May 18, 2024

The Women Who Used Food to Fight Historical Stereotypes

From The Flintstones to Focus on the Family, the stereotype has long been that men hunt and provide, while women just stir the pot. Thankfully, today many women—and men—reject both that biological essentialism and the resulting division of labor. But what can science tell us about the role our earliest female ancestors played in providing food for themselves and their communities? Meanwhile, given the fact that women have been confined to the kitchen for much of recent Western history, how have they used food as a tool of power and protest, escape, and resistance? Just in time for the holiday season, this episodewe dive into two books that take on the science and history of women’s relationship with food. First, science journalist Angela Saini helps us upend conventional wisdom on “women’s work” and biological differences between the sexes; then food historian Laura Shapiro reveals an entirely new side to six well-known women through their culinary biographies. Join us this episode as we hunt, gather, and cook with women throughout history, from feral pigs to shrimp wiggle.
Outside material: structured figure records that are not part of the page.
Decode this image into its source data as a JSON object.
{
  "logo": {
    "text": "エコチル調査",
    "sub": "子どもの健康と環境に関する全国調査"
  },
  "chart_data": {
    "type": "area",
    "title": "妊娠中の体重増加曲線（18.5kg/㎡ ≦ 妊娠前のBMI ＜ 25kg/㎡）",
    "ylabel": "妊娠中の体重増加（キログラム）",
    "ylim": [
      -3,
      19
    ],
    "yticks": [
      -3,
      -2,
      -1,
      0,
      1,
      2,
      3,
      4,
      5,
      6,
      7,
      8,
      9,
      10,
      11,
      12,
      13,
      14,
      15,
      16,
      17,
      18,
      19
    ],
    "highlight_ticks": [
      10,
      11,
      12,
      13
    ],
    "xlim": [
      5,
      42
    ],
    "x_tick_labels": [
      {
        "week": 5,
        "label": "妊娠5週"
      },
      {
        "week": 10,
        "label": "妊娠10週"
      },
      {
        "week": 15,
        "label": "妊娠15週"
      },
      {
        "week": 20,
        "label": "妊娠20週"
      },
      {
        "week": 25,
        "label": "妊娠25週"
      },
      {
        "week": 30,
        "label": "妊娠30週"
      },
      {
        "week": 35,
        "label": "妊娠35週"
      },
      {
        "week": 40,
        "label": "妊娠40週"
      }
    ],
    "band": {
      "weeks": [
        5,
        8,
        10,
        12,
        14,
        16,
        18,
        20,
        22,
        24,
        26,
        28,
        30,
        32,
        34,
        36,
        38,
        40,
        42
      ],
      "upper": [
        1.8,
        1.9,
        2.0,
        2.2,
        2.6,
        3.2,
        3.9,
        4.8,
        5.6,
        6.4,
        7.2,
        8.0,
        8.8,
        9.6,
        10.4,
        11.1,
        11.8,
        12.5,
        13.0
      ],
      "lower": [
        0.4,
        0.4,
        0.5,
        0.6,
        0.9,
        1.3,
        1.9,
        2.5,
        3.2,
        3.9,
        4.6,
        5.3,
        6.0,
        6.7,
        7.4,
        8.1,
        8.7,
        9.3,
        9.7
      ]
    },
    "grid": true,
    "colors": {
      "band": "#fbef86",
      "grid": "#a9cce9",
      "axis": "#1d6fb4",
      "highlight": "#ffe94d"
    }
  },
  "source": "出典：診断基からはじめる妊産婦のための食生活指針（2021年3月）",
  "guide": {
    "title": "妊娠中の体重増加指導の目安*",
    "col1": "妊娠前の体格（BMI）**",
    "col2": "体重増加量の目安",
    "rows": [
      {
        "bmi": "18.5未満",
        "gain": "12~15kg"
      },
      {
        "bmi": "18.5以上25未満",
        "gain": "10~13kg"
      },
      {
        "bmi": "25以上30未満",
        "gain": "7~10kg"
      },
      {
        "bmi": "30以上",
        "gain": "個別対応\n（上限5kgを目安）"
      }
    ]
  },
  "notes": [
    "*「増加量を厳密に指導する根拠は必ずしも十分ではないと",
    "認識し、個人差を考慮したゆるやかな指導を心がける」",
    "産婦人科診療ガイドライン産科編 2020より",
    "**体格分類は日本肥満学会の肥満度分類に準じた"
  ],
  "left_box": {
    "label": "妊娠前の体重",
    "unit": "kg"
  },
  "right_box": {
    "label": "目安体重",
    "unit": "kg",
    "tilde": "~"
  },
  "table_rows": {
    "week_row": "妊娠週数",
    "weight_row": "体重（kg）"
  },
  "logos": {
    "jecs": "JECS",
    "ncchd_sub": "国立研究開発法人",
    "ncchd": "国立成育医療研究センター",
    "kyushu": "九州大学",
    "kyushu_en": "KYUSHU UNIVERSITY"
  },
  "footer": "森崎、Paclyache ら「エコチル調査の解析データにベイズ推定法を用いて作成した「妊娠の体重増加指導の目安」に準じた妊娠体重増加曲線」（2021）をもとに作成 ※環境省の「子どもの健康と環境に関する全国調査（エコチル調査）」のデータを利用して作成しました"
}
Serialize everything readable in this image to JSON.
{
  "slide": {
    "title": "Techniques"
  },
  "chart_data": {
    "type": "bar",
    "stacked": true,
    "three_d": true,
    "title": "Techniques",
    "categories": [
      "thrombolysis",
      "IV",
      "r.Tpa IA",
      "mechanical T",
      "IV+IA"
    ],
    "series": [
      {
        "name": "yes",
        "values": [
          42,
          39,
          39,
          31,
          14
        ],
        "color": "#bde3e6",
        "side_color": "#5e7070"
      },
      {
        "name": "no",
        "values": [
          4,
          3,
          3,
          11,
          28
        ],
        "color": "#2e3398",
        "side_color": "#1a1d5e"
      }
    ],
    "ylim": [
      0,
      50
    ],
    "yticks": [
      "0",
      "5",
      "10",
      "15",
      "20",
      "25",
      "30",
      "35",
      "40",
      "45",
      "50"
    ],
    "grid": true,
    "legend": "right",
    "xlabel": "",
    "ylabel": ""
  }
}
The idea that men and women are fundamentally different—that women are physically weaker, less rational, and equipped with smaller brains—was accepted as fact by scientists and enforced by culture for centuries. Charles Darwin himself claimed that women were at a lower stage of evolution. One widely believed argument for male superiority was that early men were the hunters—and that, through hunting, they not only provided food for their families, they also invented the first tools and the earliest forms of language, and thus, by extrapolation, everything that made humans distinctively human. In her new book, Inferior: How Science Got Women Wrong—and the New Research That’s Rewriting the Story, Saini exposes the flaws in that hypothesis to offer an inspiring revision of gender equality among early humans.